We are eager to announce Paula Norwood and Giving Together (GT) as our October #SBYSpotlight of the Month. GT is a “giving circle” in which members pool their time and resources to help their community.
We invite you along to read about Paula’s passion for understanding the needs of the community and the importance of taking initiative to give back.
Tell us a bit about yourself
I am Paula Norwood, the Founding President of Giving Together (GT). I served as President of GT for eight years. GT is a small nonprofit “giving circle” in which members pool their time and resources to help our community. We founded GT in the fall of 2009 and currently have 80 members. Since 2010 we have been awarding grants to local organizations serving those most in need in the greater DC area. While we started with single year annual grants, now we also award multi-year grants as well as smaller grants targeting Black-led non-profits, which often fly under the radar of larger funders.
I am currently serving as Co-chair of GT’s Membership Committee and as the Grantee Liaison to Sasha Bruce (SB). Prior to my becoming liaison to SB, Pam Feinstein, Co-chair of our Community Service Committee, was SB’s Grantee Liaison.
How did you first hear about Sasha Bruce?
I had heard of Sasha Bruce’s great work in the field of runaway youth, but I found out more about the organization in 2014, when we invited SB to apply for a grant under our homelessness category. That fall, we awarded $20,000 to SB to pay part of the salary of an after-care specialist for homeless and at-risk youth.
Why is it important to give or volunteer with a nonprofit organization?
Working with local nonprofit organizations helps us understand the range and depth of needs in our community. Giving of oneself, be it monetarily or in time or service, allows us to reflect on our own opportunities and good fortune, then give back to our community. If each of us would take the initiative to give something back, it would directly impact the severity of need and make our community a better place to live.
Tell us about a meaningful experience you’ve had with Sasha Bruce
This past August we asked our grantees, including SB, if they were in need of school supplies for their clients. We reached out to our members to donate school supplies to meet our grantees’ requests. SB provided a link to their Amazon wish list. I noticed a request for four Chromebooks. Four of our members quickly responded by purchasing these laptops. We received the backstory for a couple of the young people who were immediately putting the Chromebooks to very good use. It was particularly rewarding to see the immediate impact our gifts were having for these young people.
What makes Washington, D.C., special to you?
I moved to Washington, DC, in 1984 and worked for the federal government for eight years. At that time I wasn’t familiar with the vast number of community nonprofits and funding organizations which existed in DC and its surrounding areas. Prior to moving to DC, I had worked in Cleveland at a community planning and research organization. My work through GT has taught me that while the needs are great in this area, we are fortunate to have so many community organizations working hard to meet the needs of our residents. Greater Washington Community Foundation which includes Montgomery County and Prince George’s County– provides a critical layer of funding and targeted support.

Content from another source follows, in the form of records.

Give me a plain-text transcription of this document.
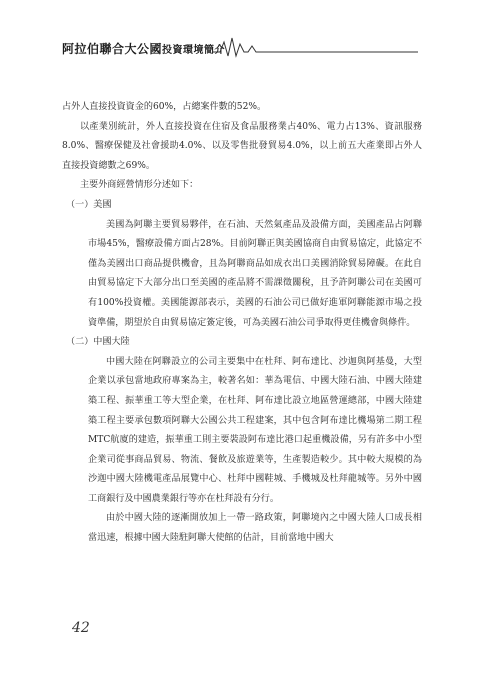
阿拉伯聯合大公國投資環境簡介

占外人直接投資資金的60%，占總案件數的52%。

以產業別統計，外人直接投資在住宿及食品服務業占40%、電力占13%、資訊服務8.0%、醫療保健及社會援助4.0%、以及零售批發貿易4.0%，以上前五大產業即占外人直接投資總數之69%。

主要外商經營情形分述如下：

（一）美國

美國為阿聯主要貿易夥伴，在石油、天然氣產品及設備方面，美國產品占阿聯市場45%，醫療設備方面占28%。目前阿聯正與美國協商自由貿易協定，此協定不僅為美國出口商品提供機會，且為阿聯商品如成衣出口美國消除貿易障礙。在此自由貿易協定下大部分出口至美國的產品將不需課徵關稅，且予許阿聯公司在美國可有100%投資權。美國能源部表示，美國的石油公司已做好進軍阿聯能源市場之投資準備，期望於自由貿易協定簽定後，可為美國石油公司爭取得更佳機會與條件。

（二）中國大陸

中國大陸在阿聯設立的公司主要集中在杜拜、阿布達比、沙迦與阿基曼，大型企業以承包當地政府專案為主，較著名如：華為電信、中國大陸石油、中國大陸建築工程、振華重工等大型企業，在杜拜、阿布達比設立地區營運總部，中國大陸建築工程主要承包數項阿聯大公國公共工程建案，其中包含阿布達比機場第二期工程MTC航廈的建造，振華重工則主要裝設阿布達比港口起重機設備，另有許多中小型企業司從事商品貿易、物流、餐飲及旅遊業等，生產製造較少。其中較大規模的為沙迦中國大陸機電產品展覽中心、杜拜中國鞋城、手機城及杜拜龍城等。另外中國工商銀行及中國農業銀行等亦在杜拜設有分行。

由於中國大陸的逐漸開放加上一帶一路政策，阿聯境內之中國大陸人口成長相當迅速，根據中國大陸駐阿聯大使館的估計，目前當地中國大

42
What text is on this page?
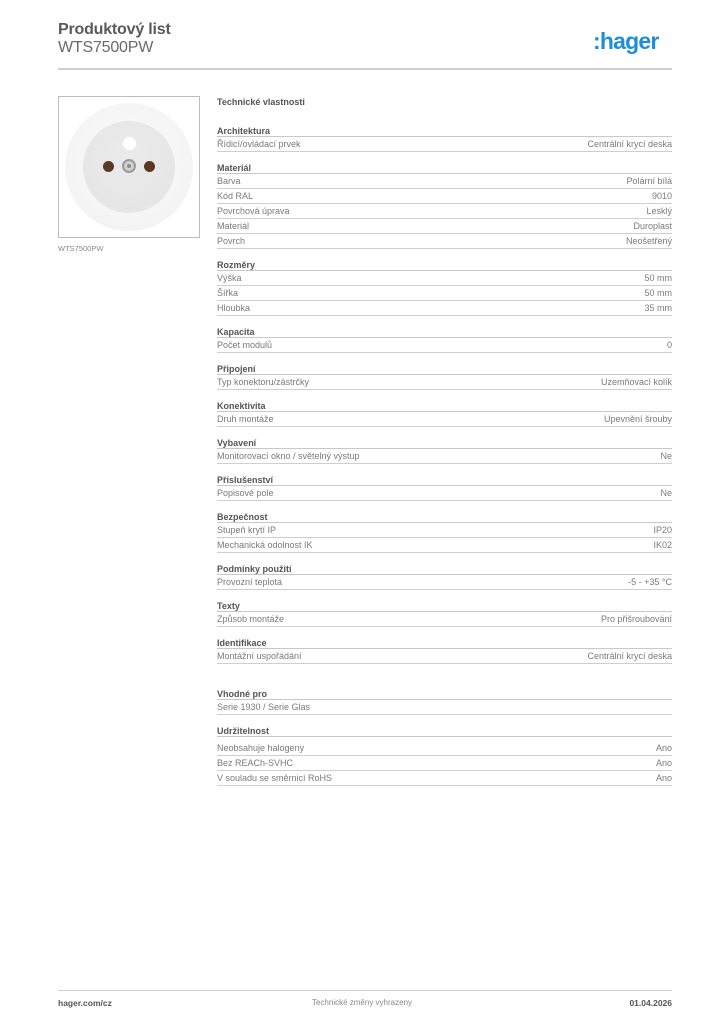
Produktový list
WTS7500PW	:hager
WTS7500PW
Technické vlastnosti
Architektura
Řídicí/ovládací prvek	Centrální krycí deska
Materiál
Barva	Polární bílá
Kód RAL	9010
Povrchová úprava	Lesklý
Materiál	Duroplast
Povrch	Neošetřený
Rozměry
Výška	50 mm
Šířka	50 mm
Hloubka	35 mm
Kapacita
Počet modulů	0
Připojení
Typ konektoru/zástrčky	Uzemňovací kolík
Konektivita
Druh montáže	Upevnění šrouby
Vybavení
Monitorovací okno / světelný výstup	Ne
Příslušenství
Popisové pole	Ne
Bezpečnost
Stupeň krytí IP	IP20
Mechanická odolnost IK	IK02
Podmínky použití
Provozní teplota	-5 - +35 °C
Texty
Způsob montáže	Pro přišroubování
Identifikace
Montážní uspořádání	Centrální krycí deska
Vhodné pro
Serie 1930 / Serie Glas
Udržitelnost
Neobsahuje halogeny	Ano
Bez REACh-SVHC	Ano
V souladu se směrnicí RoHS	Ano
hager.com/cz	Technické změny vyhrazeny	01.04.2026
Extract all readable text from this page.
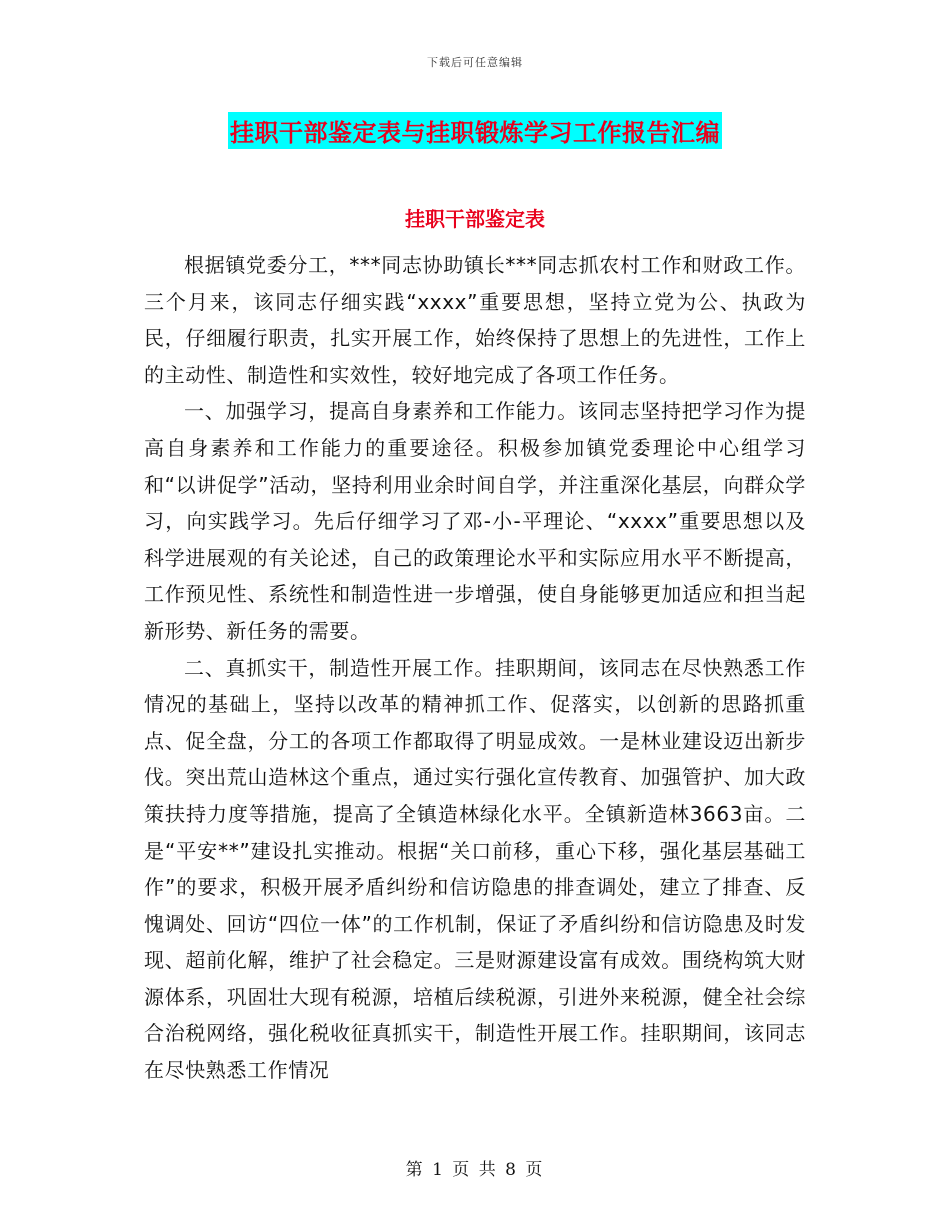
下载后可任意编辑
挂职干部鉴定表与挂职锻炼学习工作报告汇编
挂职干部鉴定表

根据镇党委分工，***同志协助镇长***同志抓农村工作和财政工作。三个月来，该同志仔细实践“xxxx”重要思想，坚持立党为公、执政为民，仔细履行职责，扎实开展工作，始终保持了思想上的先进性，工作上的主动性、制造性和实效性，较好地完成了各项工作任务。

一、加强学习，提高自身素养和工作能力。该同志坚持把学习作为提高自身素养和工作能力的重要途径。积极参加镇党委理论中心组学习和“以讲促学”活动，坚持利用业余时间自学，并注重深化基层，向群众学习，向实践学习。先后仔细学习了邓-小-平理论、“xxxx”重要思想以及科学进展观的有关论述，自己的政策理论水平和实际应用水平不断提高，工作预见性、系统性和制造性进一步增强，使自身能够更加适应和担当起新形势、新任务的需要。

二、真抓实干，制造性开展工作。挂职期间，该同志在尽快熟悉工作情况的基础上，坚持以改革的精神抓工作、促落实，以创新的思路抓重点、促全盘，分工的各项工作都取得了明显成效。一是林业建设迈出新步伐。突出荒山造林这个重点，通过实行强化宣传教育、加强管护、加大政策扶持力度等措施，提高了全镇造林绿化水平。全镇新造林3663亩。二是“平安**”建设扎实推动。根据“关口前移，重心下移，强化基层基础工作”的要求，积极开展矛盾纠纷和信访隐患的排查调处，建立了排查、反愧调处、回访“四位一体”的工作机制，保证了矛盾纠纷和信访隐患及时发现、超前化解，维护了社会稳定。三是财源建设富有成效。围绕构筑大财源体系，巩固壮大现有税源，培植后续税源，引进外来税源，健全社会综合治税网络，强化税收征真抓实干，制造性开展工作。挂职期间，该同志在尽快熟悉工作情况

第 1 页 共 8 页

What are you most excited about with your volunteer work/giving?
Pam Feinstein, Co-Chair of GT’s Community Service Committee is most excited that in addition to funding our Grantees, we look for other ways to help them throughout the year both onsite and by collecting items. For example, at Sasha Bruce, in addition to purchasing school supplies, we’ve also provided cakes and cookies for birthday celebrations as well as a Thanksgiving Dinner last year for SB clients. We live in a very generous community where people want to help. GT’s community service team works to identify grantee needs and then we reach out to our members. They always come through – often going above and beyond.